Al realizar una tesis sobre el impacto de la homosexualidad sobre el proceso de envejecimiento no fueron pocas las voces que me preguntaron si acaso los cuerpos se deterioraban de manera diferente. Si la vejez y la muerte no nos iguala a todos. Que qué importa ser gay cuando tienes alzhéimer. Por supuesto, no hay enfermedades específicas que afecten más a los gays. No hay un envejecimiento concreto y existe una gran diversidad de experiencias al respecto en la población estudiada. Pero es indudable que la vejez es el pináculo de una trayectoria vital y, cuando esta no es normativa, choca con una sociedad que sigue entendiendo esta parte muy sustancial de la vida con poquísimos matices. Revela la factura que se le cobra al diferente (también o sobre todo) al llegar al final del camino y, desde luego, destapa una resistencia muy miope a analizar la experiencia particular de las minorías de cualquier tipo sin darse cuenta de que, en el seno de estos estudios, se halla el motor del cambio, la apertura de nuevas miradas a estructuras que han quedado obsoletas y que limitan también a individuos no normativos que no tienen una estructura de colectivo tan arraigada como la comunidad LGTBIQ+. Así que, si quieren una respuesta menos incómoda: no, los homosexuales no envejecen de manera diferente. De hecho, el colectivo encuentra similitudes con parejas sin hijos, personas solteras, que no se llevan bien con sus familias o que, simplemente, no han querido adherirse a la estructura social tradicional o cuya identidad, no necesariamente sexual, no encaja con lo dominante.

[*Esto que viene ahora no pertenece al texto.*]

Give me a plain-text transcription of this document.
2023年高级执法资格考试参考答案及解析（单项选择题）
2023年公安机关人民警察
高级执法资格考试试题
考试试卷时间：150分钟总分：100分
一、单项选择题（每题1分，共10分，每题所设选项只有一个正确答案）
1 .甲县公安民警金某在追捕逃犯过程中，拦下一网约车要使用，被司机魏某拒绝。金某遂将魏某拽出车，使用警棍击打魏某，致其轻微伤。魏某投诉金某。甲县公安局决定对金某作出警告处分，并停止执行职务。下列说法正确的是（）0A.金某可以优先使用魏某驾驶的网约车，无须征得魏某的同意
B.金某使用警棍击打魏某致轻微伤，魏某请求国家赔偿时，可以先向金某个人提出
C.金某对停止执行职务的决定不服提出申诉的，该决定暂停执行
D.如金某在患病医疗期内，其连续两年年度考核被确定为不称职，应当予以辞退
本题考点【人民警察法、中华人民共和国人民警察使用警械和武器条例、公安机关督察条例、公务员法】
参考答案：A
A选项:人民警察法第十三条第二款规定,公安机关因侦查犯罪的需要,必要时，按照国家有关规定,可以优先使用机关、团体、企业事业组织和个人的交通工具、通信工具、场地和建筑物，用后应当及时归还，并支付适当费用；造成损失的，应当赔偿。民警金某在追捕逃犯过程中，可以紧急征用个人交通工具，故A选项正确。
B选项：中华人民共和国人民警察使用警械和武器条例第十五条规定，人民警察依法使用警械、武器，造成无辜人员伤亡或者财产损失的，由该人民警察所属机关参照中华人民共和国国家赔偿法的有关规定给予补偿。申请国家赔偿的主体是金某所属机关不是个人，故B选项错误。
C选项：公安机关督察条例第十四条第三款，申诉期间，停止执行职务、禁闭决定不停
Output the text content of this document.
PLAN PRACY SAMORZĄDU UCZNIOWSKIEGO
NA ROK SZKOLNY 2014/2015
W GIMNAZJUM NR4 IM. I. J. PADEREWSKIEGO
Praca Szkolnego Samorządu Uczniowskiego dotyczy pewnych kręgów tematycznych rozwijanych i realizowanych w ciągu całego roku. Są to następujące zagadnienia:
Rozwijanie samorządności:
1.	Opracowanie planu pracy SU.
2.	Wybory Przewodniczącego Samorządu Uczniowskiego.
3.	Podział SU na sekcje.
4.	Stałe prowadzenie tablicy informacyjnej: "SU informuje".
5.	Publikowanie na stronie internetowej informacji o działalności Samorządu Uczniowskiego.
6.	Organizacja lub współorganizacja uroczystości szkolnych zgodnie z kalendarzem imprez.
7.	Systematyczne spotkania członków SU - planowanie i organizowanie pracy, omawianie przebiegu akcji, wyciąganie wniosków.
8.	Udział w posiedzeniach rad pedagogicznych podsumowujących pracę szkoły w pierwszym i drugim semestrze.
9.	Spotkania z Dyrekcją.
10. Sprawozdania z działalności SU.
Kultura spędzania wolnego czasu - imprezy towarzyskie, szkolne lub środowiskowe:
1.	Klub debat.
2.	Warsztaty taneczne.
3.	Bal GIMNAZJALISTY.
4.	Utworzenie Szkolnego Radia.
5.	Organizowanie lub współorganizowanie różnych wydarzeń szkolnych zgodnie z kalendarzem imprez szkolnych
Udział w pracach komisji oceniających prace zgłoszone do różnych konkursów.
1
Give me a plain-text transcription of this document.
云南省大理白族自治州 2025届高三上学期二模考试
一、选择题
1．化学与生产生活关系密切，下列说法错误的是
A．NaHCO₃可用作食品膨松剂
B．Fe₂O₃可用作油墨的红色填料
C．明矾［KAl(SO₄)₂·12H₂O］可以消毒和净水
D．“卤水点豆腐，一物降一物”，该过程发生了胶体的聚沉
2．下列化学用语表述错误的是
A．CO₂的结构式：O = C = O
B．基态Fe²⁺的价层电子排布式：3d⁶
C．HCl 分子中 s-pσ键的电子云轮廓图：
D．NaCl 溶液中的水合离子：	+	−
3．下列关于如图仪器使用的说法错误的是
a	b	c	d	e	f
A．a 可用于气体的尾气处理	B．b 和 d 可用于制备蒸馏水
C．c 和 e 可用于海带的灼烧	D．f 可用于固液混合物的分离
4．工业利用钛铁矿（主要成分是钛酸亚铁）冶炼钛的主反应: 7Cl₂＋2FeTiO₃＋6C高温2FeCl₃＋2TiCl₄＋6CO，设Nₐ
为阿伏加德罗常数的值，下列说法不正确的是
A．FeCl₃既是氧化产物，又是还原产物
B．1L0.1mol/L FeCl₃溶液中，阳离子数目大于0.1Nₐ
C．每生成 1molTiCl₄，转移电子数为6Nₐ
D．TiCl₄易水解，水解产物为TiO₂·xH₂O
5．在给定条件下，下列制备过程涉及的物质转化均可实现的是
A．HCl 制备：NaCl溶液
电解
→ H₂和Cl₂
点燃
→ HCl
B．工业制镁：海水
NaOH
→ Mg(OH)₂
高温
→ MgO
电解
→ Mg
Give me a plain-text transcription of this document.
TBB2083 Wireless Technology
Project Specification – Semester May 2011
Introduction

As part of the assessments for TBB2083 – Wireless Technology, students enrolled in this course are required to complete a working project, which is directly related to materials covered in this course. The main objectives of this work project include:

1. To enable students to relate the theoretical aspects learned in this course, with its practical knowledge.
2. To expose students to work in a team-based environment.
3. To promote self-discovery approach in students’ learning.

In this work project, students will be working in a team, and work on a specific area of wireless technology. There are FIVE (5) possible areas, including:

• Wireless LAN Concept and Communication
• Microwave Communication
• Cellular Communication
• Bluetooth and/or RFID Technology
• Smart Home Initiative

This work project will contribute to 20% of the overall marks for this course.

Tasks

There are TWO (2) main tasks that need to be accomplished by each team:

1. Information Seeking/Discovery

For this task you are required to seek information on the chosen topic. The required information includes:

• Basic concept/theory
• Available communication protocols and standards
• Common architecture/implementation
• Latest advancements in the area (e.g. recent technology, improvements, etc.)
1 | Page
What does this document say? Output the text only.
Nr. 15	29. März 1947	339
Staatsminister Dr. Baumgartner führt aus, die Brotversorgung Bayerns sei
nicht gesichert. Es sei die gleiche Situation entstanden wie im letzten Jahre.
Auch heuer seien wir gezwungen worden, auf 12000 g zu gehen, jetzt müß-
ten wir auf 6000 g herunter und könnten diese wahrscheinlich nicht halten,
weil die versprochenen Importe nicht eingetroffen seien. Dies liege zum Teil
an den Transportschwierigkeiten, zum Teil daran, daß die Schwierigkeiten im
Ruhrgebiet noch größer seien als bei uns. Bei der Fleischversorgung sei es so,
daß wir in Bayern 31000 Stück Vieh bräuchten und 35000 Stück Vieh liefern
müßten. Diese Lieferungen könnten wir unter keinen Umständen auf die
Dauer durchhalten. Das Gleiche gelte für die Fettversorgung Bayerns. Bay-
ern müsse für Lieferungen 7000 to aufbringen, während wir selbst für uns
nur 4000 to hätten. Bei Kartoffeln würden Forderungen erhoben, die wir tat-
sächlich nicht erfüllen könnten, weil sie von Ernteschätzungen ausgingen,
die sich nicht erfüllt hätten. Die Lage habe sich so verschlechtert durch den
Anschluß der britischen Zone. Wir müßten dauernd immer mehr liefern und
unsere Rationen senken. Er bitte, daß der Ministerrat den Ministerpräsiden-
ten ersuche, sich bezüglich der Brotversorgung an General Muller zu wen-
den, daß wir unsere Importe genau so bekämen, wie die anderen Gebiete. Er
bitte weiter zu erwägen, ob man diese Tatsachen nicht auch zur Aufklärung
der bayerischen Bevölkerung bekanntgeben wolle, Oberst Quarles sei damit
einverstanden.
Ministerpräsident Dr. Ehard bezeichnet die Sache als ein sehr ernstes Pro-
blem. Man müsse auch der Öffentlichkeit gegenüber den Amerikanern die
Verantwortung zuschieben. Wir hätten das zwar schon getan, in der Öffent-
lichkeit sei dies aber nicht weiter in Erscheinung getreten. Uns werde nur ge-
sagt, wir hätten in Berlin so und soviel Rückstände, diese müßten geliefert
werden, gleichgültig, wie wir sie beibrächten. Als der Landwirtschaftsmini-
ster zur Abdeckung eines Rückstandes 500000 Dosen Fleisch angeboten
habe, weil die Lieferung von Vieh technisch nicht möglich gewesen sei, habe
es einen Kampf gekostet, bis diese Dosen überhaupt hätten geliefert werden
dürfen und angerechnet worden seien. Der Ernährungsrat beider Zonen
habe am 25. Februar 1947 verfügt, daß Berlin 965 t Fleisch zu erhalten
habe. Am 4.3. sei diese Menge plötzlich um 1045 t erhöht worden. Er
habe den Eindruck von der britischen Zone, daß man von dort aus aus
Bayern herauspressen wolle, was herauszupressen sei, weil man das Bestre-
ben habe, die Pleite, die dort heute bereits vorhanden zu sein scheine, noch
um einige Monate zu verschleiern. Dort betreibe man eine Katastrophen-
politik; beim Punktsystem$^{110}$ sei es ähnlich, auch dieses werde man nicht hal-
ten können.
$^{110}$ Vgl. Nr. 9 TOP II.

La vejez y la infancia componen los dos extremos de la vida pero también las etapas vitales más simplificadas por el imaginario colectivo
La vejez y la infancia componen los dos extremos de la vida pero también las etapas vitales más simplificadas por el imaginario colectivo. Ser niño o ser viejo tienen más peso identitario que todo lo demás o, como se dice en sociología, se convierte en un estatus dominante que eclipsa todo lo demás. Se entienden como etapas desexualizadas y sujetas a tutelas más o menos explícitas. Un aviso de cómo los márgenes de la vida que no son productivos desde el punto de vista del mercado (como lo fue durante siglos ser mujer a cualquier edad) son entendidos con vaguedad no solo por los estudios económicos, sino por las disciplinas científicas y las filosofías políticas. Urge, en el caso concreto de la vejez, reinventar ideas arcaicas sobre una época tan extensa de las vidas de millones de personas. Se habla, en un mínimo esfuerzo, de una cuarta edad para establecer, aunque sea, una subdivisión en ese bloque monolítico que con la esperanza de vida actual puede durar más de 40 años.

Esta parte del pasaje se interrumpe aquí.